To o czym pisze Zephyr to normalne zjawisko przenikania tłustego oleju wgłąb gruntu albo warstw dolnych. Trudno temu zapobiec, olej nawet po kilku dniach potrafi zejść niżej i zmatowić powierzchnię obrazu. Profesjonalni malarze załatwiają sprawę warstwą czystego oleju wcieranego po kilku dniach w matowe miejsca. Ważne jest wtedy dokładne pokrycie powierzchni jak najcieńszą warstewką oleju, jak przy olifie. Nadmiar oleju zawsze trzeba ściągnąć.
Jagodo, uważasz, że Astry to drogie farby, dlaczego? W porównaniu z farbami artystycznymi (Artists) tanio wypadają.
Zephyr nie rozumiem po co na siłę korzystać z rozpuszczalników?
Mydło jest znane od wieków. Terpentyną Rubens podobno mył pędzle, a w oleju farba też ładnie schodzi z pędzla.
Szukamy rozpuszczalników do mycia pędzli czy do malowania? Jeśli do malowania to raczej jest to sprawa skomplikowana. Z konserwatorskiego punktu widzenia, rozpuszczalniki niszczą "naturalną" budowę farby olejnej.

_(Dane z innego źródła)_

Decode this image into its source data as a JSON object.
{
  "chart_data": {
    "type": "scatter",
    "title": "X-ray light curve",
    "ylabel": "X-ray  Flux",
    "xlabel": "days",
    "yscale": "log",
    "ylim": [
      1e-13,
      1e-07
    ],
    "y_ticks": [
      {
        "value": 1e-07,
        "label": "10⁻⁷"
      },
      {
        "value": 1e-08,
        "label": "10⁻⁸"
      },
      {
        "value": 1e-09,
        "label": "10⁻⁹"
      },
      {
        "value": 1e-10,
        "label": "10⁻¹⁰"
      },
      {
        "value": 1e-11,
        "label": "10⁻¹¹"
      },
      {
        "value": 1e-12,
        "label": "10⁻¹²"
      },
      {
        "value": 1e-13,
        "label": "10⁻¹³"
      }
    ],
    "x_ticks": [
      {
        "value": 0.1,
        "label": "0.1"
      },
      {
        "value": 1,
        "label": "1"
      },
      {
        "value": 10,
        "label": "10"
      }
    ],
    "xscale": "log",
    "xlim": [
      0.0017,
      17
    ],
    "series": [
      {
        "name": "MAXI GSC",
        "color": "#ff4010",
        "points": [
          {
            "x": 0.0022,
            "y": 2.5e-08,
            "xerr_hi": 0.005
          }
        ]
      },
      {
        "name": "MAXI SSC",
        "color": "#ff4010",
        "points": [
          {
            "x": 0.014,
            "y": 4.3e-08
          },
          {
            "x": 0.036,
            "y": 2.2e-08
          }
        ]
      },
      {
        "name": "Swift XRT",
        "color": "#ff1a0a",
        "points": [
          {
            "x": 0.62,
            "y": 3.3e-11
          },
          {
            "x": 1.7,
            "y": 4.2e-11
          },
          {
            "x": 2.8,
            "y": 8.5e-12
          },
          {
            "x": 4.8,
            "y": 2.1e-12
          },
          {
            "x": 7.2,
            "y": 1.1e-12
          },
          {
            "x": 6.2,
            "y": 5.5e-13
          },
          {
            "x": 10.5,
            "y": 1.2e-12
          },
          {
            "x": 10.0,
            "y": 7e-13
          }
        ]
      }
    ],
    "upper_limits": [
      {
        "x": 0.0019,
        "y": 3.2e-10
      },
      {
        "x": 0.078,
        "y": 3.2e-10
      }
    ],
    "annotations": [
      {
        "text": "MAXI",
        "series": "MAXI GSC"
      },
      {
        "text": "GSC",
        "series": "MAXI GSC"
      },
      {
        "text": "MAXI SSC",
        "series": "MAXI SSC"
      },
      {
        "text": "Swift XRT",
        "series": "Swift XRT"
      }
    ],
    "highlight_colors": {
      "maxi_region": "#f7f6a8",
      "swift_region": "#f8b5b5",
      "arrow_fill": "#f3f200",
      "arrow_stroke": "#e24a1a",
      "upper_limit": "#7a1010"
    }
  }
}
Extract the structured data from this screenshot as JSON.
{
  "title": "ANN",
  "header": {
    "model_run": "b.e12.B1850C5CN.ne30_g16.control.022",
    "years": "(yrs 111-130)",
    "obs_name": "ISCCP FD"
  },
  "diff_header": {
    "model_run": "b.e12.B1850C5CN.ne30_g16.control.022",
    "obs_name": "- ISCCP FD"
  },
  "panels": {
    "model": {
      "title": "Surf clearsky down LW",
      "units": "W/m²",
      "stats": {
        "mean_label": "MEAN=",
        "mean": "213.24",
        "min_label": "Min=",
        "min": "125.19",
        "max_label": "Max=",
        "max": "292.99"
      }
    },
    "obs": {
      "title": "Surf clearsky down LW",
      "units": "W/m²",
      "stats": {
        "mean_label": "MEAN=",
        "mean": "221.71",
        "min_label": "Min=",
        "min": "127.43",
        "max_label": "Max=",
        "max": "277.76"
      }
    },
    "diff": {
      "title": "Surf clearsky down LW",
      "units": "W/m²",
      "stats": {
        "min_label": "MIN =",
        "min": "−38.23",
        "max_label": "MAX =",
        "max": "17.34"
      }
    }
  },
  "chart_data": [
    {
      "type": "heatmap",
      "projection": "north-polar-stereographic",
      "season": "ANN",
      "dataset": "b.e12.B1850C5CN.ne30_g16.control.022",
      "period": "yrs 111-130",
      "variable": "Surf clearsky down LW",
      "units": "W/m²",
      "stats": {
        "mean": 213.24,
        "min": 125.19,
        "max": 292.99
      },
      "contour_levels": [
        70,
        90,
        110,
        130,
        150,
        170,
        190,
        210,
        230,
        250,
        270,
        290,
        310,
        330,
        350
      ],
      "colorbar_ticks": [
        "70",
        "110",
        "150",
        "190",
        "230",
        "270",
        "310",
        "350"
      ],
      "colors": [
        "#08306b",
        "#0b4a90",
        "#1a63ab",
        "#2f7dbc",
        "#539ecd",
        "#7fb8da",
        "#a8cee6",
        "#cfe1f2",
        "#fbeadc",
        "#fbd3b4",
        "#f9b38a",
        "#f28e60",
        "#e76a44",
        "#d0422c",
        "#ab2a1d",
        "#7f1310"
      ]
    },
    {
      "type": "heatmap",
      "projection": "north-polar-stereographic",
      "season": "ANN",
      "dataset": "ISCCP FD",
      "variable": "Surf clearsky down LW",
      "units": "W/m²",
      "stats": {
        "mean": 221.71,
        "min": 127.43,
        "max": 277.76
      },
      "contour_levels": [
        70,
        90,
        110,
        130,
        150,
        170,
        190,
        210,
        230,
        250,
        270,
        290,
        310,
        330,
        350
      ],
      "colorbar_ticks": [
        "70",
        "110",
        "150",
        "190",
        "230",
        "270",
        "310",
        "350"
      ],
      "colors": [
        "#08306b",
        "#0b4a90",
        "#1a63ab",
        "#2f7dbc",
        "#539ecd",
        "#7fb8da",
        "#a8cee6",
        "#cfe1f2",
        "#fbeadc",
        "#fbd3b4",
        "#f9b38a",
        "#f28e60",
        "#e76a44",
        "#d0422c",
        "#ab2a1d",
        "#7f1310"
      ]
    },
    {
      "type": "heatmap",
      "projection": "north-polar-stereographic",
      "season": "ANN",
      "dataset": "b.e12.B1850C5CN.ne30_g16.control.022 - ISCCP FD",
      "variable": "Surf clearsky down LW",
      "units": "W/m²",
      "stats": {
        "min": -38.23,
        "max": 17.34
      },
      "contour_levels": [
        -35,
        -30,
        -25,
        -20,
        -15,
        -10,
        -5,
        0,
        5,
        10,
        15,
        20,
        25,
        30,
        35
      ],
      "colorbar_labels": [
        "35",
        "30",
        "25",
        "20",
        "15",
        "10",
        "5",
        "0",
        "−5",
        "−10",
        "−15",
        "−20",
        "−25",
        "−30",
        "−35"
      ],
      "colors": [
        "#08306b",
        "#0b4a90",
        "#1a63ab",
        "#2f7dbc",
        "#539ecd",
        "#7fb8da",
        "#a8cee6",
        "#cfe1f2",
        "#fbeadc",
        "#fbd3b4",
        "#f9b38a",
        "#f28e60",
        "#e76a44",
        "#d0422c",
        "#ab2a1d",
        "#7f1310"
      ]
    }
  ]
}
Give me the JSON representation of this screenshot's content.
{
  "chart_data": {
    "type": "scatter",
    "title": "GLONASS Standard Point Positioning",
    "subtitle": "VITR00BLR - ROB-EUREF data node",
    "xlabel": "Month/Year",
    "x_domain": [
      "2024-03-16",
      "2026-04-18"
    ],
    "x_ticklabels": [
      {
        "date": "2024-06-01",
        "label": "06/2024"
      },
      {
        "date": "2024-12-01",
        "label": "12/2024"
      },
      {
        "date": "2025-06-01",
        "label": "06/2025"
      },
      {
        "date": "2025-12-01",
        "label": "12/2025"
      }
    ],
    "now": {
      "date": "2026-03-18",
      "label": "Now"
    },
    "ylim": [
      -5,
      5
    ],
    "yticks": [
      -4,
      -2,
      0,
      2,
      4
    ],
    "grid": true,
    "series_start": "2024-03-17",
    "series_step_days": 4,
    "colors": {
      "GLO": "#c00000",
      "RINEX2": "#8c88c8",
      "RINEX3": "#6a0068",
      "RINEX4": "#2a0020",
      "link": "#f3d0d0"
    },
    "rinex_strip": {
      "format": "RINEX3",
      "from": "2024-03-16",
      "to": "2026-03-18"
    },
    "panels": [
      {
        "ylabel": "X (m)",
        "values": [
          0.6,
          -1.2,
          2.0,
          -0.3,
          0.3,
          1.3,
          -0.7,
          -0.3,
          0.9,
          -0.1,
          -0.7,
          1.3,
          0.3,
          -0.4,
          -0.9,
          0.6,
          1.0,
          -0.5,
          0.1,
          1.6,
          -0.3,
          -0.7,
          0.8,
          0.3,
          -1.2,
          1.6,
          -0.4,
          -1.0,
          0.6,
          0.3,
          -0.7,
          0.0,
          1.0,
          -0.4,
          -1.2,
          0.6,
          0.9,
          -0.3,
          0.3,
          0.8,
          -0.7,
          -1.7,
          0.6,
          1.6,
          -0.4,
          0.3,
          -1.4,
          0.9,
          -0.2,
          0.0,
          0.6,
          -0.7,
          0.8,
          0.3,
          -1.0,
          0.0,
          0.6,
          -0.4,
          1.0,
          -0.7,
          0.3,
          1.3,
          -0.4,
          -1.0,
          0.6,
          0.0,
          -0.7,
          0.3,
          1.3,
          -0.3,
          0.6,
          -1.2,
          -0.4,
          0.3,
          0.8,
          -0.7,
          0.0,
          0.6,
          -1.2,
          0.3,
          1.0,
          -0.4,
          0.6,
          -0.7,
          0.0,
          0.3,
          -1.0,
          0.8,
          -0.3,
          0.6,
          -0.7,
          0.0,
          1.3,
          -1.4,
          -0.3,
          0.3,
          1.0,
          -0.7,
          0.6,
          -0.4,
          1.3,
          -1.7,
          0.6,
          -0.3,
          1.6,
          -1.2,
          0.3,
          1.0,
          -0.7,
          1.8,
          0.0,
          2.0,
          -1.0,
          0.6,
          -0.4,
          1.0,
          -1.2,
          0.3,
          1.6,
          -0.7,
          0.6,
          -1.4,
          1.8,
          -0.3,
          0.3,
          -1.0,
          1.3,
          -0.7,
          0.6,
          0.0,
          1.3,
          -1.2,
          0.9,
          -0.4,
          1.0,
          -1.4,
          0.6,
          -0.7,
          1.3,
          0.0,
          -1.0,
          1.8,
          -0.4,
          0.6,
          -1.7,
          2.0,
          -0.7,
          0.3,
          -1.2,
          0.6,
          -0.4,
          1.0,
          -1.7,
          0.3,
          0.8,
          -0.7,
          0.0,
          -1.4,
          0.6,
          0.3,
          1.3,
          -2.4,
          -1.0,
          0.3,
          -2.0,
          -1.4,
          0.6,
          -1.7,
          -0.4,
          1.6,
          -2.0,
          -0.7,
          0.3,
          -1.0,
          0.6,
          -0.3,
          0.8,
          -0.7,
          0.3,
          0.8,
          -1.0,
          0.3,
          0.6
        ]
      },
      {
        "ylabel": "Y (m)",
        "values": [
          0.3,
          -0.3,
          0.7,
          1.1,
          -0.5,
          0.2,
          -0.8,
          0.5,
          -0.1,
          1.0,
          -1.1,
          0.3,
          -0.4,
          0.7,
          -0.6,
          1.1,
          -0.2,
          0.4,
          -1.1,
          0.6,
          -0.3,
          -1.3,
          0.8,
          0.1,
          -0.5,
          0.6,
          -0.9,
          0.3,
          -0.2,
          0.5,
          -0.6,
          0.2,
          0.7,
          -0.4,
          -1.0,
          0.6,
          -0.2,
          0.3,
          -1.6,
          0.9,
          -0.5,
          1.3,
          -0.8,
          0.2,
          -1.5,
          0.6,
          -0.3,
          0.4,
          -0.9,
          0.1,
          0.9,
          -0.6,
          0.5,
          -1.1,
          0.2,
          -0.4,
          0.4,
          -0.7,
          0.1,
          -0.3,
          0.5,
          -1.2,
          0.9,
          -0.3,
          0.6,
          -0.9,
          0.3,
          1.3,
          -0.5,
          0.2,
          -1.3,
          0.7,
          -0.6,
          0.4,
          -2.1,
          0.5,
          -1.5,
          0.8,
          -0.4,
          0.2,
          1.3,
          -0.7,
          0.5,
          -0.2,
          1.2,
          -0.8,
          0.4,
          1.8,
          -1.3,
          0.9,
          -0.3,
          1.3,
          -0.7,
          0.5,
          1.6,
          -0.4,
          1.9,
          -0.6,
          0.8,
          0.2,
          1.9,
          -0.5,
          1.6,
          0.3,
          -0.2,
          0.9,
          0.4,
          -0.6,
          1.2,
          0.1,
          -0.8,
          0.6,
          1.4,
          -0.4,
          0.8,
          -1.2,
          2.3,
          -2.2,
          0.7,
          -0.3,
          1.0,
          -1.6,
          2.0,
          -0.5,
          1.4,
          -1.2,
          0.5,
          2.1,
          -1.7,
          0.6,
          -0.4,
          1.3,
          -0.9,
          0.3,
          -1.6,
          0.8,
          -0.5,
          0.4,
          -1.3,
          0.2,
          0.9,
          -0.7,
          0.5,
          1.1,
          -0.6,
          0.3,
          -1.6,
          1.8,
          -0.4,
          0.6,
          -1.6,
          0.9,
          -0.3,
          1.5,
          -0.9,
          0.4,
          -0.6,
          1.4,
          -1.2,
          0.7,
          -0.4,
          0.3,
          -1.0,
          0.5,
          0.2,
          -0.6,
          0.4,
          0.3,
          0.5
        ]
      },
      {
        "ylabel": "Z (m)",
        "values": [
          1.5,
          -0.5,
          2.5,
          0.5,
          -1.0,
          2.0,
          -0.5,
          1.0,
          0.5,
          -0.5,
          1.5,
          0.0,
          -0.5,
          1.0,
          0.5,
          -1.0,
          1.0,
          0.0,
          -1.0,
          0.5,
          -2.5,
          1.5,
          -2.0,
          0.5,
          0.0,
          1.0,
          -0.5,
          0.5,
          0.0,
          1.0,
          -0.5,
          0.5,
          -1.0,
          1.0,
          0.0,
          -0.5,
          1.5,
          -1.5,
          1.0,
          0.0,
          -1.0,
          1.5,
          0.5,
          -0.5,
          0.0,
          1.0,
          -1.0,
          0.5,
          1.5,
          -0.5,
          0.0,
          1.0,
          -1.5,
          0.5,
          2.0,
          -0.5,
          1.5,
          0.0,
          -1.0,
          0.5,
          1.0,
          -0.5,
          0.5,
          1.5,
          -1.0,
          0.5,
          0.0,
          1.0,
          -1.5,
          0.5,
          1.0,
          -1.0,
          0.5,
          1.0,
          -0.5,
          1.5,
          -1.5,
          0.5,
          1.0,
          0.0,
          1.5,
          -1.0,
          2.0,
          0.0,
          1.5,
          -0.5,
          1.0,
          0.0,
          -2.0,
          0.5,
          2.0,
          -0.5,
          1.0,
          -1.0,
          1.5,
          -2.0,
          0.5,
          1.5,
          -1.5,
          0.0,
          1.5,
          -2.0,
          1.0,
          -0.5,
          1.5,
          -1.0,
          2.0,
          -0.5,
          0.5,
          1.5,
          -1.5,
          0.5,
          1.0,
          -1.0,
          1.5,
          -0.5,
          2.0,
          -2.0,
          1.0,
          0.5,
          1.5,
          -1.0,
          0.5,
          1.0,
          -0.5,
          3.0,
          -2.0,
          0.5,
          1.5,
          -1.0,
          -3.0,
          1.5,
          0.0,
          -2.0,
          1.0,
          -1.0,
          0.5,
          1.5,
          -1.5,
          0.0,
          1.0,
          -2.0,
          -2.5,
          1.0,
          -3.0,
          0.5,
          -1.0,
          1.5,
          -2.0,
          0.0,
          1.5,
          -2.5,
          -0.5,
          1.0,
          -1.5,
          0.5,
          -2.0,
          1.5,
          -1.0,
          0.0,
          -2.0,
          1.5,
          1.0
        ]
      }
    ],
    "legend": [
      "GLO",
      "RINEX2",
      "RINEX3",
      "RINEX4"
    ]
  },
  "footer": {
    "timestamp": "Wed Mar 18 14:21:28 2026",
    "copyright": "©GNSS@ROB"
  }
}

Chciałbym wiedzieć czy to prawda, że kredowe, mocno zasadowe grunty w przeszłości zapobiegały ciemnieniu oleju poprzez neutralizację kwasów tłuszczowych. Zjawisko można zaobserwować na podstawie bieli ołowiowej, która żółknie bardzo w oleju lnianym. Jeśli dodamy kredy przy ucieraniu żółknięcie jest eliminowane bądź zminimalizowane. W przeszłości dodawano kredy do farb, ale być może chodził o coś więcej niż o tani wypełniacz kredowy?
Grunt chłonny ,o którym mówi Zephyr pije olej i ciągle mu mało.

Potem w badaniach nad zaprawą wychodzi że jest w niej olej i tworzy się mit o tłustym gessie. Jak działał Eyck? Wg. mnie na chudy grunt przetransferował szkic, podmalował temperą i pokrył to wszystko szczodrze olejem. Wystawił dechę na słońce i po długim czasie, zabezpieczone podłoże, niepożółkłe, nadawało się do dalszego opracowywania.
LIqiun przyspiesza schnięcie, pozwala złamać zasadę tłuste na chude, ale żółknie. Biele i żółcienie na oleju z krokosza barwierskiego załatwiają sprawę jeśli komuś bardzo przeszkadza żółknięcie.
Jeśli obraz odpoczywa do światła słonecznego zaraz po malowaniu to nie ma się czego bać. Ja zawsze kładę w stronę okna, ewentualnie krótka sesja na słońcu. Chyba słodkie mam farby bo muchy uwielbiają lądować na mokrym obrazie.